Flat diaphragm elements are particularly noted for their high level of accuracy, and therefore mainly used in sanitary installations and heating.

===Squeeze–push elements===
Squeeze–push elements contain a synthetic rubber sleeve-like component shaped like the 'finger of a glove' which surrounds the piston. As the temperature increases, pressure from the expansion of the thermostatic material moves the piston with a lateral squeeze and a vertical push. As with the flat diaphragm element, the piston returns to its initial position by means of a return spring. These elements are slightly less accurate but provide a longer stroke.

==Properties ==
The stroke is the movement of the piston in relation to its starting point. The ideal stroke corresponds to the temperature range of the elements. According to the type of element, it can vary from 1.5 mm to 16 mm.
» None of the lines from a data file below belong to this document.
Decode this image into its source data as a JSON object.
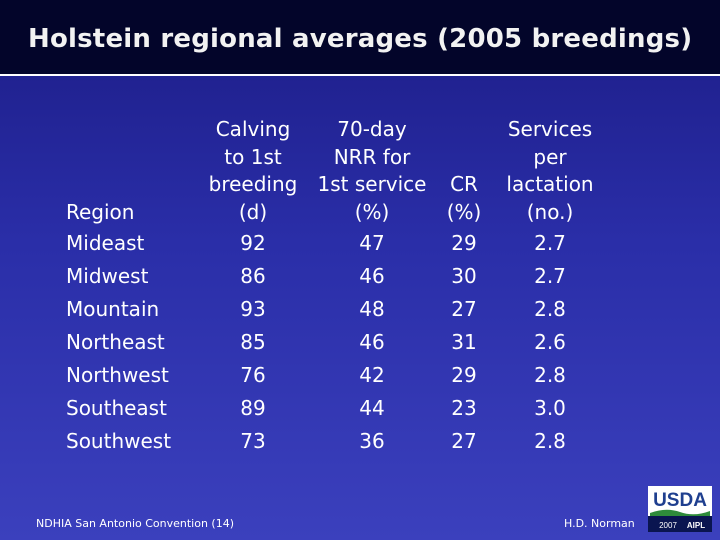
{
  "title": "Holstein regional averages (2005 breedings)",
  "table": {
    "headers": {
      "region": "Region",
      "calving": [
        "Calving",
        "to 1st",
        "breeding",
        "(d)"
      ],
      "nrr": [
        "70-day",
        "NRR for",
        "1st service",
        "(%)"
      ],
      "cr": [
        "CR",
        "(%)"
      ],
      "services": [
        "Services",
        "per",
        "lactation",
        "(no.)"
      ]
    },
    "rows": [
      {
        "region": "Mideast",
        "calving": "92",
        "nrr": "47",
        "cr": "29",
        "services": "2.7"
      },
      {
        "region": "Midwest",
        "calving": "86",
        "nrr": "46",
        "cr": "30",
        "services": "2.7"
      },
      {
        "region": "Mountain",
        "calving": "93",
        "nrr": "48",
        "cr": "27",
        "services": "2.8"
      },
      {
        "region": "Northeast",
        "calving": "85",
        "nrr": "46",
        "cr": "31",
        "services": "2.6"
      },
      {
        "region": "Northwest",
        "calving": "76",
        "nrr": "42",
        "cr": "29",
        "services": "2.8"
      },
      {
        "region": "Southeast",
        "calving": "89",
        "nrr": "44",
        "cr": "23",
        "services": "3.0"
      },
      {
        "region": "Southwest",
        "calving": "73",
        "nrr": "36",
        "cr": "27",
        "services": "2.8"
      }
    ]
  },
  "footer": {
    "left": "NDHIA San Antonio Convention (14)",
    "right": "H.D. Norman"
  },
  "logo": {
    "text": "USDA",
    "year": "2007",
    "mark": "AIPL"
  },
  "colors": {
    "title_bar": "#03052a",
    "background": "#2a2ea8",
    "logo_blue": "#1f3f8f",
    "logo_green": "#2e8b3a"
  }
}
The temperature range lies between the minimum and maximum operating temperature of the element. Elements can cover temperatures ranging from −15 °C to +120 °C. Elements may move in proportion to the temperature change over some part of the range, or may open suddenly around a particular temperature depending on the composition of the waxes.

Hysteresis is the difference noted between the upstroke and down stroke curve on heating and cooling of the element. Hysteresis is caused by the thermal inertia of the element and by the friction between the parts in motion.